Game Cultures Blog – Investigating the Games Industry – February 23rd 2022
In the second of the 21-22 BCMCR seminars for the Game Cultures Cluster, we were joined by Quintin Smith, a freelance games writer, whose work has been featured in Wired, the Guardian and NPR, who also runs two Youtube channels: People Make Games, which tells stories about videogame development and the developers behind them, and Shut Up & Sit Down which focuses on board games and analogue games.
Quintin’s talk today was titled Roblox’s Disruption of Child Labour, which began with an outline of the game Roblox and the Roblox corporation behind it, which is the most valuable games company in human history, but also has a much darker side as a platform being sued by one of its own shareholders as the “leading platform for paedophiles”, due to a subculture of sex games hidden from moderators, known as “condo/con” games.

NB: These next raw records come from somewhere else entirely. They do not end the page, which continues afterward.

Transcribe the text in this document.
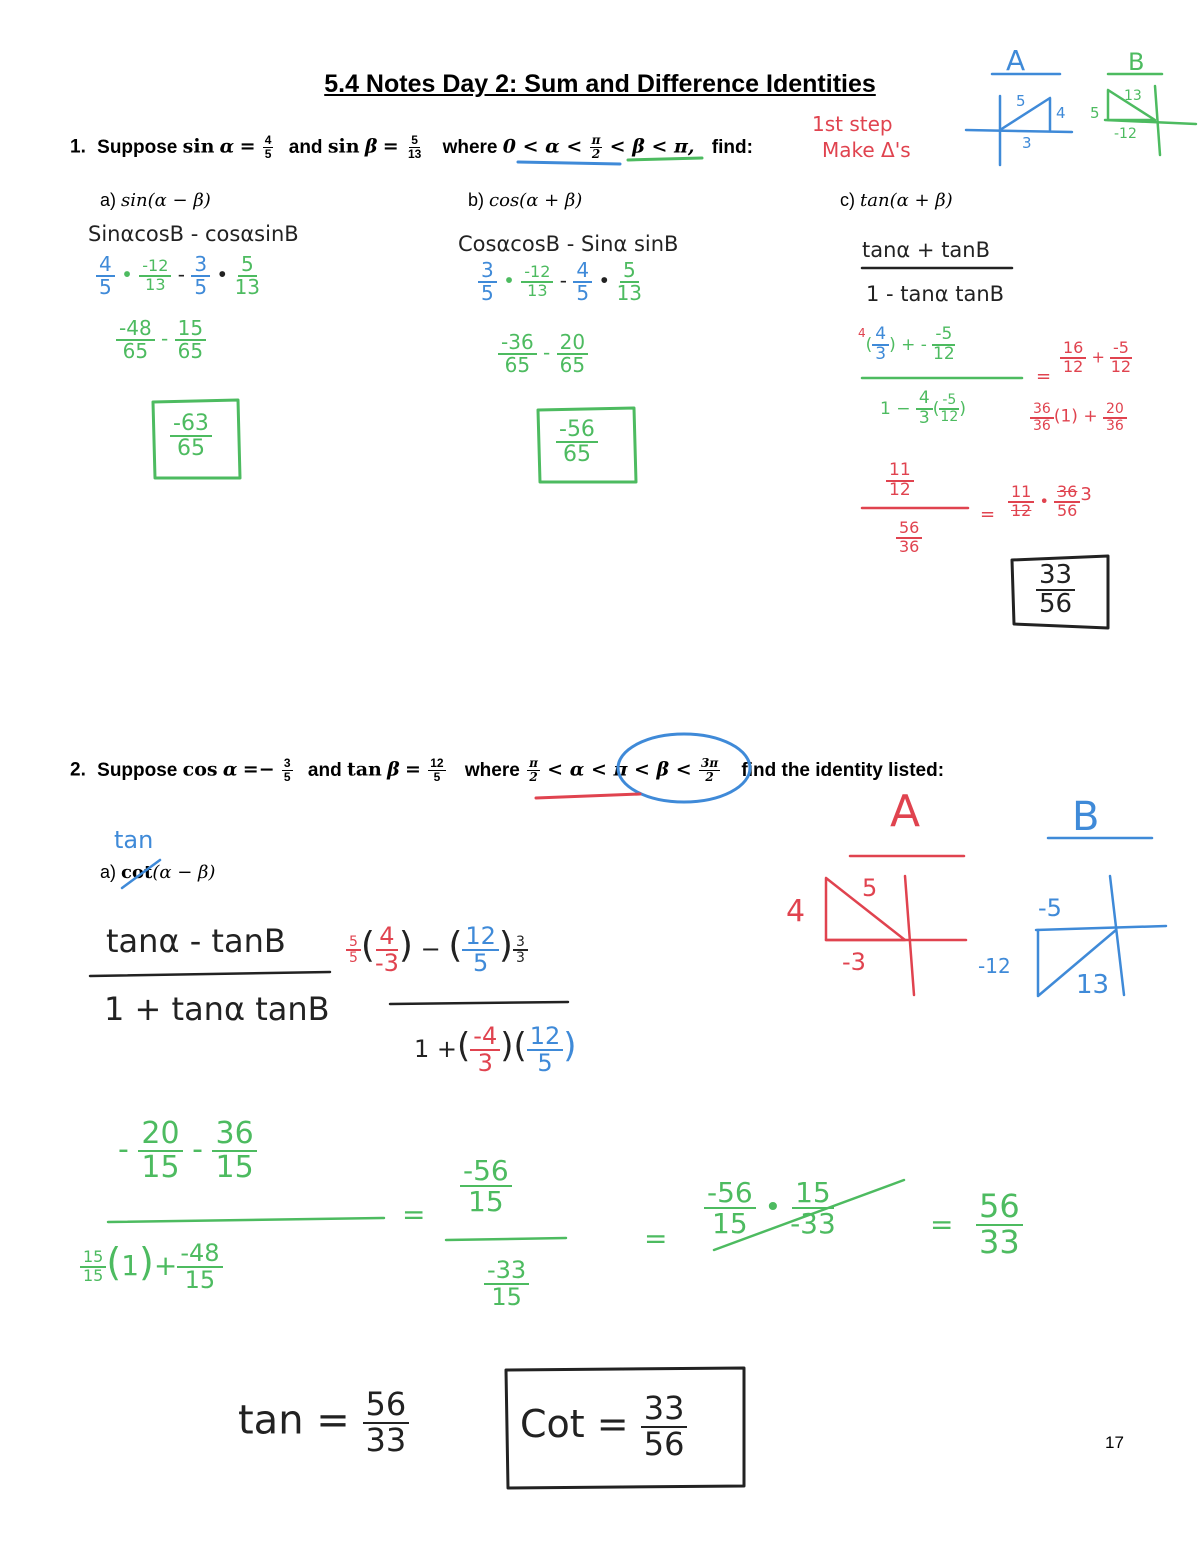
5.4 Notes Day 2: Sum and Difference Identities
1. Suppose $\sin \alpha = \frac{4}{5}$ and $\sin \beta = \frac{5}{13}$ where $0 < \alpha < \frac{\pi}{2} < \beta < \pi$, find:
a) sin(α − β)	b) cos(α + β)	c) tan(α + β)
2. Suppose $\cos \alpha =- \frac{3}{5}$ and $\tan \beta = \frac{12}{5}$ where $\frac{\pi}{2} < \alpha < \pi < \beta < \frac{3\pi}{2}$ find the identity listed:
a) cot(α − β)
17
A
5
4
3
B
13
5
-12
1st step
Make Δ's
SinαcosB - cosαsinB
$\frac{4}{5}$ • $\frac{-12}{13} - \frac{3}{5}$ • $\frac{5}{13}$
$\frac{-48}{65} - \frac{15}{65}$
$\frac{-63}{65}$
CosαcosB - Sinα sinB
$\frac{3}{5}$ • $\frac{-12}{13} - \frac{4}{5}$ • $\frac{5}{13}$
$\frac{-36}{65} - \frac{20}{65}$
$\frac{-56}{65}$
tanα + tanB
1 - tanα tanB
$^4( \frac{4}{3}$ ) + - $\frac{-5}{12}$
$1 - \frac{4}{3}$ ( $\frac{-5}{12}$ )
=
$\frac{16}{12} + \frac{-5}{12}$
$\frac{36}{36} (1) + \frac{20}{36}$
$\frac{11}{12}$
$\frac{56}{36}$
= $\frac{11}{12}$ • $\frac{36}{56} 3$
$\frac{33}{56}$
tan
tanα - tanB
1 + tanα tanB
$\frac{5}{5}$ ( $\frac{4}{-3}$ ) − ( $\frac{12}{5}$ ) $\frac{3}{3}$
1 +( $\frac{-4}{3}$ )( $\frac{12}{5}$ )
A
5
4
-3
B
13
-5
-12
- $\frac{20}{15} - \frac{36}{15}$
$\frac{15}{15} (1)+ \frac{-48}{15}$
= $\frac{-56}{15}$
$\frac{-33}{15}$
= $\frac{-56}{15}$ • $\frac{15}{-33}$	= $\frac{56}{33}$
$\tan = \frac{56}{33}$	Cot = $\frac{33}{56}$
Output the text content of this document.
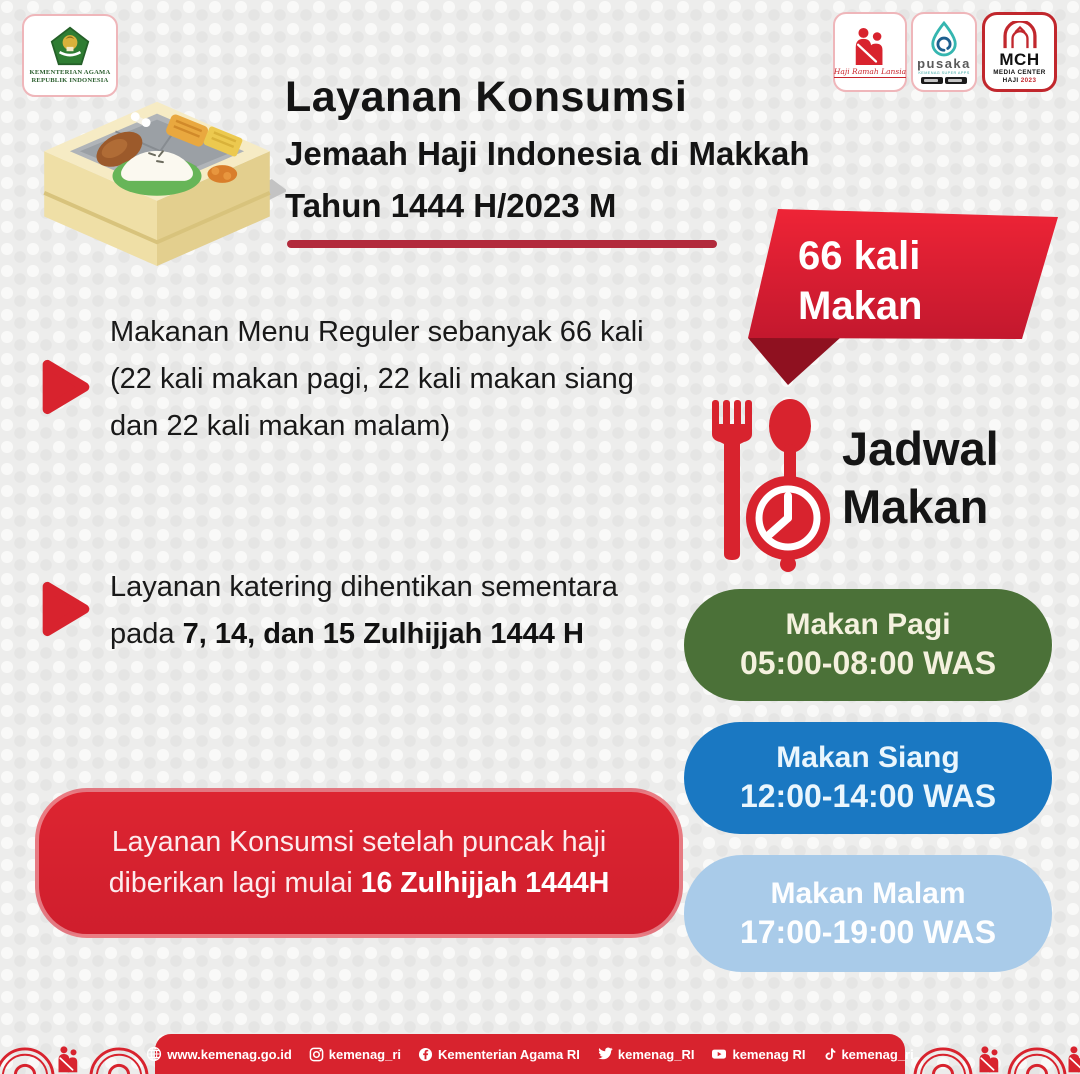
KEMENTERIAN AGAMA
REPUBLIK INDONESIA
Haji Ramah Lansia
pusaka
KEMENAG SUPER APPS
MCH
MEDIA CENTER
HAJI 2023
Layanan Konsumsi
Jemaah Haji Indonesia di Makkah
Tahun 1444 H/2023 M
66 kali
Makan
Makanan Menu Reguler sebanyak 66 kali (22 kali makan pagi, 22 kali makan siang dan 22 kali makan malam)
Layanan katering dihentikan sementara pada 7, 14, dan 15 Zulhijjah 1444 H
Layanan Konsumsi setelah puncak haji
diberikan lagi mulai 16 Zulhijjah 1444H
Jadwal
Makan
Makan Pagi
05:00-08:00 WAS
Makan Siang
12:00-14:00 WAS
Makan Malam
17:00-19:00 WAS
www.kemenag.go.id	kemenag_ri	Kementerian Agama RI	kemenag_RI	kemenag RI	kemenag_ri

Roblox is a platform and toolset inspired by Lego which was created with the vision to allow kids to make games for other kids using relatively simple to use development tools to get them into games from age 11. The platform launched in 2006 and saw a revamp in 2007 which introduced tickets, an early currency that could be used to buy custom clothing, earned through players visiting your created level.
In 2013 this changed to implement an incentive called DevEx where users could take the virtual currency for the platform named RoBux and cash them back out into the real world to make money, meaning developers on the platform could suddenly make a real living. In 2016 the tools and engine advanced a little and tickets were discontinued so users could no longer get you a profit just by you making a game they wanted to visit. You had to have monetisation, users needed to pay RoBux and monetisation was the only thing that mattered.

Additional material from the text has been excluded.